The media industry has experienced significant change in recent years. Despite the ongoing presence of the printed medium, online content continues to gain prevalence and has now become the medium of choice. In line with this, digital media and marketing companies are becoming more attractive than ever as acquisition targets.

But what is digital marketing and why is it generating so much M&A interest? Analytics and intelligence software provider SAS describes digital marketing as ‘The promotion of products or brands via one or more forms of electronic media.’ SAS concludes that what sets digital apart from traditional marketing is data. Digital marketing uses channels and methods which allows a firm to analyze marketing campaigns and understand what is working and what isn’t in real time.

Digital marketing is comprised of three main categories: earned media, paid media and owned media, according to Titan SEO. However, each category does not stand alone, and using all three techniques in unison can be the most effective marketing method. The venn diagram below, from Titan SEO, outlines how each media segment exists in the digital marketing ecosystem.

digital marketing

Since 2010 digital marketing deals have doubled, outstripping the growth in overall media deals. This means deals in digital marketing are outpacing the market.

Digital marketing vol

The heat in this market is coming from the fact that this is a fast moving industry seeing huge amounts of change. Acquisition interest is thus driven by the need to quickly obtain these skills, rather than growing them in-house, which tends to require more time. The shift to digital means media and IT firms need to quickly acquire new media skills, technology and intellectual property (IP). There is also the opportunity for new customer channels to be acquired through various methods including mobile and social. Digital marketing is playing a pivotal role in this.

Nicola Kemp, Head of Features at Marketing magazine, agrees that the digital marketing ecosystem is in the midst of fundamental change and the industry’s true growth potential is only just beginning to be realized.
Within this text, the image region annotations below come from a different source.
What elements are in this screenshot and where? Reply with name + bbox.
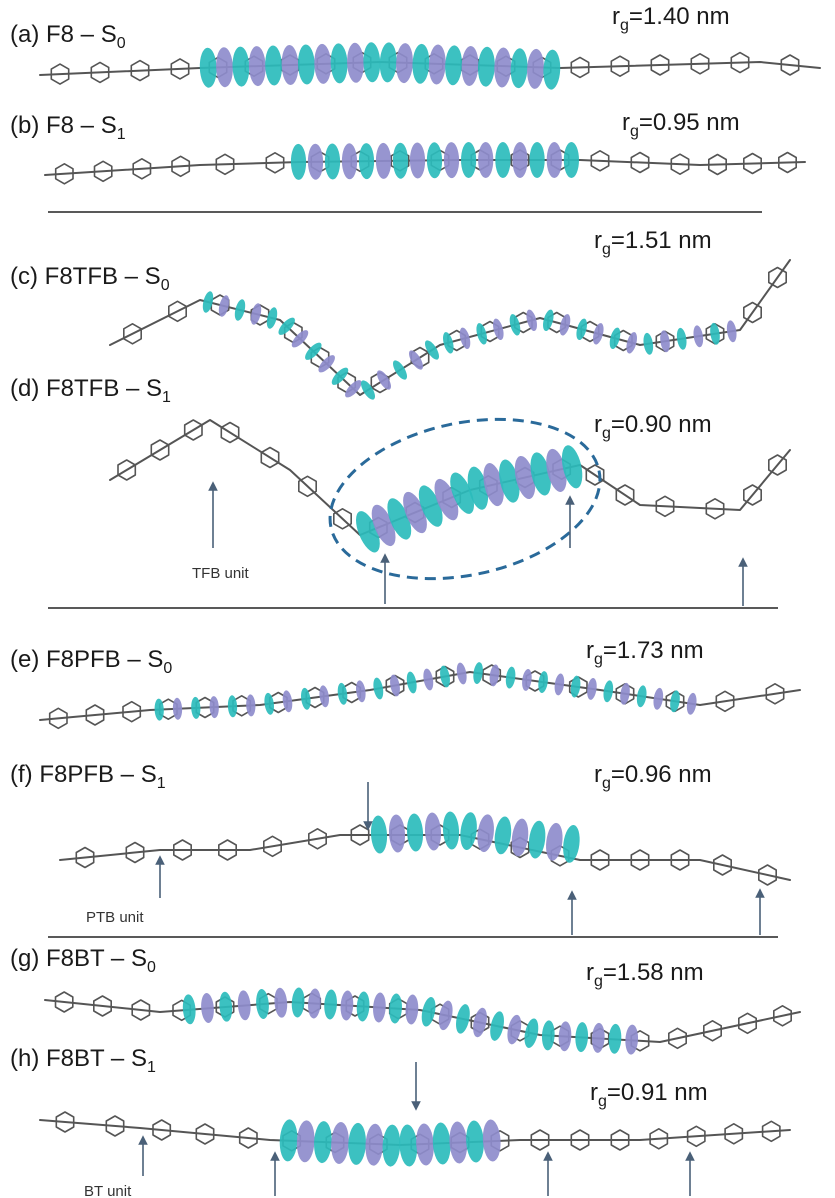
molecule-b <box>44 149 806 185</box>
panel-f-rg: rg=0.96 nm <box>594 761 712 792</box>
orbital-d <box>355 445 583 553</box>
panel-f-label: (f) F8PFB – S1 <box>10 761 166 792</box>
highlight-ellipse <box>328 417 602 581</box>
panel-g-rg: rg=1.58 nm <box>586 959 704 990</box>
panel-e-label: (e) F8PFB – S0 <box>10 646 172 677</box>
molecule-backbones <box>39 51 821 1155</box>
panel-b-label: (b) F8 – S1 <box>10 112 126 143</box>
molecule-e <box>39 664 801 730</box>
molecule-f <box>59 824 791 886</box>
bt-unit-label: BT unit <box>84 1183 132 1198</box>
panel-h-label: (h) F8BT – S1 <box>10 1045 156 1076</box>
ptb-unit-label: PTB unit <box>86 909 144 926</box>
orbital-lobes <box>154 42 737 1167</box>
orbital-g <box>182 987 639 1055</box>
orbital-a <box>199 42 561 90</box>
orbital-c <box>202 291 737 400</box>
orbital-f <box>370 811 580 863</box>
panel-c-rg: rg=1.51 nm <box>594 227 712 258</box>
unit-arrows <box>138 481 765 1196</box>
orbital-h <box>279 1119 501 1167</box>
molecule-c <box>109 259 791 396</box>
panel-a-label: (a) F8 – S0 <box>10 21 126 52</box>
panel-g-label: (g) F8BT – S0 <box>10 945 156 976</box>
panel-b-rg: rg=0.95 nm <box>622 109 740 140</box>
tfb-unit-label: TFB unit <box>192 565 250 582</box>
panel-c-label: (c) F8TFB – S0 <box>10 263 170 294</box>
panel-h-rg: rg=0.91 nm <box>590 1079 708 1110</box>
orbital-e <box>154 662 697 721</box>
panel-d-rg: rg=0.90 nm <box>594 411 712 442</box>
panel-e-rg: rg=1.73 nm <box>586 637 704 668</box>
panel-a-rg: rg=1.40 nm <box>612 3 730 34</box>
panel-d-label: (d) F8TFB – S1 <box>10 375 171 406</box>
orbital-b <box>290 142 580 180</box>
She says: “From the rise of the smartphone to the social media revolution, businesses are being challenged to meaningfully collect and analyze an ever-increasing pool of data. The importance of acquiring and embedding new skill sets into existing business models in order to better meet this demand cannot be over-estimated.”

Media and advertising companies are overwhelmingly the most prolific buyers in this area, having been responsible for 106 acquisitions since 2012, with the likes of WPP and Publicis Groupe involved. The next biggest acquirers are technology/IT services firms, such as IBM and Google, with 44 acquisitions. In a hot, fast moving sector, private equity firms will always be represented and firms such as The Carlyle Group and Berkshire Partners have made 23 acquisitions in this space since 2012. Finally, management consultancies such as Deloitte and McKinsey have also invested in this space, albeit in lower numbers, with 10 acquisitions made during the same period.

The areas within digital marketing that gain the most attention include customer analytics, mobile marketing and social media marketing, along with digital agencies and CRM/database marketing.

It goes without saying that digital technology organisations have had a dramatic impact on M&A in the world of marketing. Activity in this area is likely to continue apace in the coming years. As increasingly more services are digitized, it is only natural that digital marketing will grow alongside them.